No puede ni quiere olvidar la primera vez que llegó a Barbastro, cuando tenía solo cuatro años: “Todavía hoy me cuesta entender cómo mamá y papá son tan generosos. Traer a su casa a un niño que se encontraba a 4.000 kilómetros y al que decidieron darle todo a cambio de nada… Nunca les podré devolver lo que ellos me han dado. Entonces también tuve miedo, pero era diferente al que siento ahora”. Durante cinco años sus padres de Barbastro —que prefieren ocultar su identidad para no perjudicar al chico— se trasladaban al orfanato de Ucrania para poder estar con él las vacaciones de Semana Santa. “Cuando les veía se me iluminaban los ojos. Eran como mi regalo de Navidad. Ellos han hecho posible que sea una persona normal”.
—¿Qué quieres decir con normal?
—Sé que mi vida, de haberme quedado en el orfanato, hubiese sido como la de mis compañeros de allí. A algunos les he vuelto a ver y con mi edad son alcohólicos, maltratadores y otros están en la cárcel por robar. Ese habría sido con toda seguridad mi camino: me habría convertido en uno de ellos, en un delincuente.

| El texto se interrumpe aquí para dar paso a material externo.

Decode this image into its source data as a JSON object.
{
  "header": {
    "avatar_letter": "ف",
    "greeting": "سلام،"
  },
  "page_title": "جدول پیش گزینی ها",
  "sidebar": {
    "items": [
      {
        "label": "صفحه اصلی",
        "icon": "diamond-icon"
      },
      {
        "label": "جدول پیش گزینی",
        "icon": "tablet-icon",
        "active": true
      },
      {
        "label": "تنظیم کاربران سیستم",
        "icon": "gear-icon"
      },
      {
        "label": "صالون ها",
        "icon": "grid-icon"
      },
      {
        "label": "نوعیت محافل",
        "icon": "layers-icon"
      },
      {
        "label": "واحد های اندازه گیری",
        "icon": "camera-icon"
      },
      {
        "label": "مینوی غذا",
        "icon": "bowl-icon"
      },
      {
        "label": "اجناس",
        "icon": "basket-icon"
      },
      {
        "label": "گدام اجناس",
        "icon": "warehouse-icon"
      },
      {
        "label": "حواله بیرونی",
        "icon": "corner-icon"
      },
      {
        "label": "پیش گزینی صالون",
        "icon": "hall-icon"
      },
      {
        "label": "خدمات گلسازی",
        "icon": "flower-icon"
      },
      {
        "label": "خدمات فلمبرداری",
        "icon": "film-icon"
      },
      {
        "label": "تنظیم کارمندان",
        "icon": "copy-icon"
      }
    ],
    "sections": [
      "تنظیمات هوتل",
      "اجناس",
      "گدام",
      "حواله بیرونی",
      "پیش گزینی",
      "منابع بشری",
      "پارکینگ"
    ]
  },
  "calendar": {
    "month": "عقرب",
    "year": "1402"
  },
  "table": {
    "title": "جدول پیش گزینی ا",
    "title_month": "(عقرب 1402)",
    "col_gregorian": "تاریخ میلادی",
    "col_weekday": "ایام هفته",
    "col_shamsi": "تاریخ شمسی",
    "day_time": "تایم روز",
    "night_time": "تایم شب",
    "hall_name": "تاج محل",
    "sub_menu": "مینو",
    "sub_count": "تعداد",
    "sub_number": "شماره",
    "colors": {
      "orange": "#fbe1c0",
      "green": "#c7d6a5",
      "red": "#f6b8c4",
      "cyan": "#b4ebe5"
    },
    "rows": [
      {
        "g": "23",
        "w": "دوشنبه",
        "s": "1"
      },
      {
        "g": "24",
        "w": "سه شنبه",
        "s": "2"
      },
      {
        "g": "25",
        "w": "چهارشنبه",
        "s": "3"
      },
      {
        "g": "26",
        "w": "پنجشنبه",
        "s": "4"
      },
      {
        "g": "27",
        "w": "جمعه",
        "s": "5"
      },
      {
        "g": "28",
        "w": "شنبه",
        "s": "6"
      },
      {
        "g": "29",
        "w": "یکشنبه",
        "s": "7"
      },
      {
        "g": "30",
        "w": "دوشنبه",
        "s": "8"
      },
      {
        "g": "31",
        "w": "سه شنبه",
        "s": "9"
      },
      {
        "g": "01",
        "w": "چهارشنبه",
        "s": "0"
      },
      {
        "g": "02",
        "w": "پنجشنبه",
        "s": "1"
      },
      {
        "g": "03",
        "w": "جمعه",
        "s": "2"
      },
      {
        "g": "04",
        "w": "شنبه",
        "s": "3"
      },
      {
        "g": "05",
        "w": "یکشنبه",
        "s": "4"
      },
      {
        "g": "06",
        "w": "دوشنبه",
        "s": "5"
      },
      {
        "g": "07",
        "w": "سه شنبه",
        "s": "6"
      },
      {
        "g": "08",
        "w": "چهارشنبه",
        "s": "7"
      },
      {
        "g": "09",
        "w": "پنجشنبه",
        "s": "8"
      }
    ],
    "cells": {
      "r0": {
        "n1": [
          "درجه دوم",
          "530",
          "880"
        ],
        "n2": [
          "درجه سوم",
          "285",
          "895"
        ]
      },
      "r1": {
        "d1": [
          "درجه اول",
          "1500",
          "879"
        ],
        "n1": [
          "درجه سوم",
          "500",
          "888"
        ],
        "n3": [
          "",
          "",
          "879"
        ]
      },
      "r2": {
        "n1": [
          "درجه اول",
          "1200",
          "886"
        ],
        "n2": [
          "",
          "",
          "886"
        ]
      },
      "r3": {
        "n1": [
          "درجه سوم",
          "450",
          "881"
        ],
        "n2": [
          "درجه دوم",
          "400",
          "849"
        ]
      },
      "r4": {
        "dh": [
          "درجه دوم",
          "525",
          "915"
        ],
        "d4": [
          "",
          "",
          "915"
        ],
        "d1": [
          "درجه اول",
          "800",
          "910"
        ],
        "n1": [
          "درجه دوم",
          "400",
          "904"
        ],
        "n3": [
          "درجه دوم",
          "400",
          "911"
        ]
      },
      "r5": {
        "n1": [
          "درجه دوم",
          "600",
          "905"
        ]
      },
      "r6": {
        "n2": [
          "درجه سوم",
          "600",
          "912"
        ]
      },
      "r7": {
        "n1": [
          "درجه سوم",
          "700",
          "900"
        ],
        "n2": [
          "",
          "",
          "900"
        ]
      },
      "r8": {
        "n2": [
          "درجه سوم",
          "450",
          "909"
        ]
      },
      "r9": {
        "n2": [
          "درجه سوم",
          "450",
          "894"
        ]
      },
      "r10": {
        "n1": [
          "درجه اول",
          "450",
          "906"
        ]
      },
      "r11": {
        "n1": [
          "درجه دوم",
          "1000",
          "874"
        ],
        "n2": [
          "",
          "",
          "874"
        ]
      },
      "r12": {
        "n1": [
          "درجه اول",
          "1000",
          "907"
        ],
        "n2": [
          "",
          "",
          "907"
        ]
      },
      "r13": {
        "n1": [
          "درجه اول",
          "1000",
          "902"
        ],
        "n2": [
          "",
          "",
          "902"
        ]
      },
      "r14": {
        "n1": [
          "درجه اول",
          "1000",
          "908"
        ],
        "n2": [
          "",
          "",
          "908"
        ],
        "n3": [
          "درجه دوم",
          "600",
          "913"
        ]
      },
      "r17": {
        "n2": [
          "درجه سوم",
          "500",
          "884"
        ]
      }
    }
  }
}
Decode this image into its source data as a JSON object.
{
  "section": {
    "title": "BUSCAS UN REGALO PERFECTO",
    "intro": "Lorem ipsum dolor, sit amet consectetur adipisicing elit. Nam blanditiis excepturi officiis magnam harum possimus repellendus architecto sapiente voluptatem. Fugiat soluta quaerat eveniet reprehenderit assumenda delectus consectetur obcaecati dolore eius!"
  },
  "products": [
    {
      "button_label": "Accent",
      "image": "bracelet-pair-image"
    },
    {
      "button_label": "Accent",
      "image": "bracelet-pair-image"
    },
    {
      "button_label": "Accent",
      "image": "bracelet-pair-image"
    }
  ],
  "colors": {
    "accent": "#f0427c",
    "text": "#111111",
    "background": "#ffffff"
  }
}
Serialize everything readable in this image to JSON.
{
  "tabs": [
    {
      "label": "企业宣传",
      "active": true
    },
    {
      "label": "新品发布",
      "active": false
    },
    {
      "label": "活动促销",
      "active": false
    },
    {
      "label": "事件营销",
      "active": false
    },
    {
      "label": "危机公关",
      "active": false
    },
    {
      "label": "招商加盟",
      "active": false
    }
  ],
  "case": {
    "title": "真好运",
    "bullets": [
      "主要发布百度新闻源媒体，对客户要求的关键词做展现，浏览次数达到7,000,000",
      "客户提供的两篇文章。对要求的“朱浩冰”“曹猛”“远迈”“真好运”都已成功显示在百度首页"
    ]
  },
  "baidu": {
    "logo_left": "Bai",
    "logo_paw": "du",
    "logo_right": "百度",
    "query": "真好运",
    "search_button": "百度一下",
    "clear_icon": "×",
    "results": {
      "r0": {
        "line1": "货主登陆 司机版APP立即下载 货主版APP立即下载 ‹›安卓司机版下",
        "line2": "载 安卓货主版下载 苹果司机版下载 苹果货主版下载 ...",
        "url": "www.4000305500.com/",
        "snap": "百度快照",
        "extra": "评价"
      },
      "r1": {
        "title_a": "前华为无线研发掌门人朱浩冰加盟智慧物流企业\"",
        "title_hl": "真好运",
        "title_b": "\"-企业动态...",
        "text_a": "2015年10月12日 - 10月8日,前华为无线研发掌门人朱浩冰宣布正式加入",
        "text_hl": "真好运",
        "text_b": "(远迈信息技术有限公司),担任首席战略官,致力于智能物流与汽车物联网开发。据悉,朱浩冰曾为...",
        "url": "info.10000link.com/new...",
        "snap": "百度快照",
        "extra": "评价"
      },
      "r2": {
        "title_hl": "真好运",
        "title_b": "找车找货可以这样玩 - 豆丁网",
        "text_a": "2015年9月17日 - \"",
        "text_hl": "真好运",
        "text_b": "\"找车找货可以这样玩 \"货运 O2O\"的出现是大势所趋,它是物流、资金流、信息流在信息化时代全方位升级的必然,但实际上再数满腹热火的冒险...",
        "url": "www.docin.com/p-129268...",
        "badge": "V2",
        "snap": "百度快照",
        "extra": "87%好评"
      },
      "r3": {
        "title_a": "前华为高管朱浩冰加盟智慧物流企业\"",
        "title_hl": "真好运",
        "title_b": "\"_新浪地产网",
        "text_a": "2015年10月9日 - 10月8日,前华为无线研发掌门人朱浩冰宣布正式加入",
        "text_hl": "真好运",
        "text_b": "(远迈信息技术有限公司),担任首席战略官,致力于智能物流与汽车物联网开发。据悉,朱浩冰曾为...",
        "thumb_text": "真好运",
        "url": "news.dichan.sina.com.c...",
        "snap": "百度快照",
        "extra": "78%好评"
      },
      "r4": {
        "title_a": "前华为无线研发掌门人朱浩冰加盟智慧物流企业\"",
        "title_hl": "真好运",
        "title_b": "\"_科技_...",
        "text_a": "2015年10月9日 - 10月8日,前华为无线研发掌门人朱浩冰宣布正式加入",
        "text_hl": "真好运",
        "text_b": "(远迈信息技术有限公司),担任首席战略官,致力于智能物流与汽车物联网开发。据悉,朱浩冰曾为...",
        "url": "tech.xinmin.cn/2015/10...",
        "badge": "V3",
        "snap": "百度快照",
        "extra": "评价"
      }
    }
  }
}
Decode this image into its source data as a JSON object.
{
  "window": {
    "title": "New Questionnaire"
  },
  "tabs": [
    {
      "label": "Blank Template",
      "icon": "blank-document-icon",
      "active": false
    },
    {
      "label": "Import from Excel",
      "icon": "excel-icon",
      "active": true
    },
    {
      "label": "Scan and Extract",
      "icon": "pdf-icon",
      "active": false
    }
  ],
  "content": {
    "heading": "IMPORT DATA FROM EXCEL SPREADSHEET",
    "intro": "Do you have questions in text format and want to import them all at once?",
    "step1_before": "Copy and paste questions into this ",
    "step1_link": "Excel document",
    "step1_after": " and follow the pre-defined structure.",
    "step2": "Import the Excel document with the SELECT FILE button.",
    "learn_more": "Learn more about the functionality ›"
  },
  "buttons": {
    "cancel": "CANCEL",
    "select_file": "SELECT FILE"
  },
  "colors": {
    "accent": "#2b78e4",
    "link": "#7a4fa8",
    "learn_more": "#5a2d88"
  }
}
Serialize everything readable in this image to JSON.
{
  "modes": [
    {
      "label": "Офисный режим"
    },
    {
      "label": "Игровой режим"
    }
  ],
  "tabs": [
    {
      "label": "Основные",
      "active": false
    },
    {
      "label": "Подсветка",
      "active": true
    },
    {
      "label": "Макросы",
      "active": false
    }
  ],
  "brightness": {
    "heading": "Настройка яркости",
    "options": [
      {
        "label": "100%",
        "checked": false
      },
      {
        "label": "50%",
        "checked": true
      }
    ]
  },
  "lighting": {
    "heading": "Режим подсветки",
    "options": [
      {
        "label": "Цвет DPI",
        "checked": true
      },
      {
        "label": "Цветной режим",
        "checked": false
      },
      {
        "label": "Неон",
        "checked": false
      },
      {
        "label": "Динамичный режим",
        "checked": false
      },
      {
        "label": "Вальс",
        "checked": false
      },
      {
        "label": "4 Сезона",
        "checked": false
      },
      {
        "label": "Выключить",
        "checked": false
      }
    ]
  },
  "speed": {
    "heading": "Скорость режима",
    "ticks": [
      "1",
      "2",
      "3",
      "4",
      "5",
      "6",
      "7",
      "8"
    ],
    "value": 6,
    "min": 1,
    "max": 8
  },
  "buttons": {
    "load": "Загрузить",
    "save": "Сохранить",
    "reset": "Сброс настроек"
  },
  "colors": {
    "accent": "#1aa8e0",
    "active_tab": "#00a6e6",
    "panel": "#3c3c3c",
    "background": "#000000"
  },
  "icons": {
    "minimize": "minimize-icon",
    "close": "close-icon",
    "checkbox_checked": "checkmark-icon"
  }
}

El joven cumplirá 18 años en el mes de junio. A su madre le tiembla la voz y denota la angustia que están sintiendo por su futuro. “Nosotros habíamos pensado que en el momento en que el chico tuviese el pasaporte de adulto podríamos presentar la documentación necesaria para adoptarlo. Ahora, el problema es que, una vez que consiga el pasaporte, nos arriesgamos a que no le dejen salir de Ucrania y se vea obligado a cumplir el servicio militar y entonces no podamos realizar la adopción. La única salida para detener esta incertidumbre sería lograr la nacionalidad española. No quiero pensar que se tenga que quedar allí”, puntualiza la madre. Mientras, este joven, que se siente afortunado con la vida, está atento a las informaciones que se suceden en su país de origen deseando que el alto al fuego sea real. En él solo hay un deseo: “Quiero seguir siendo un chico normal”.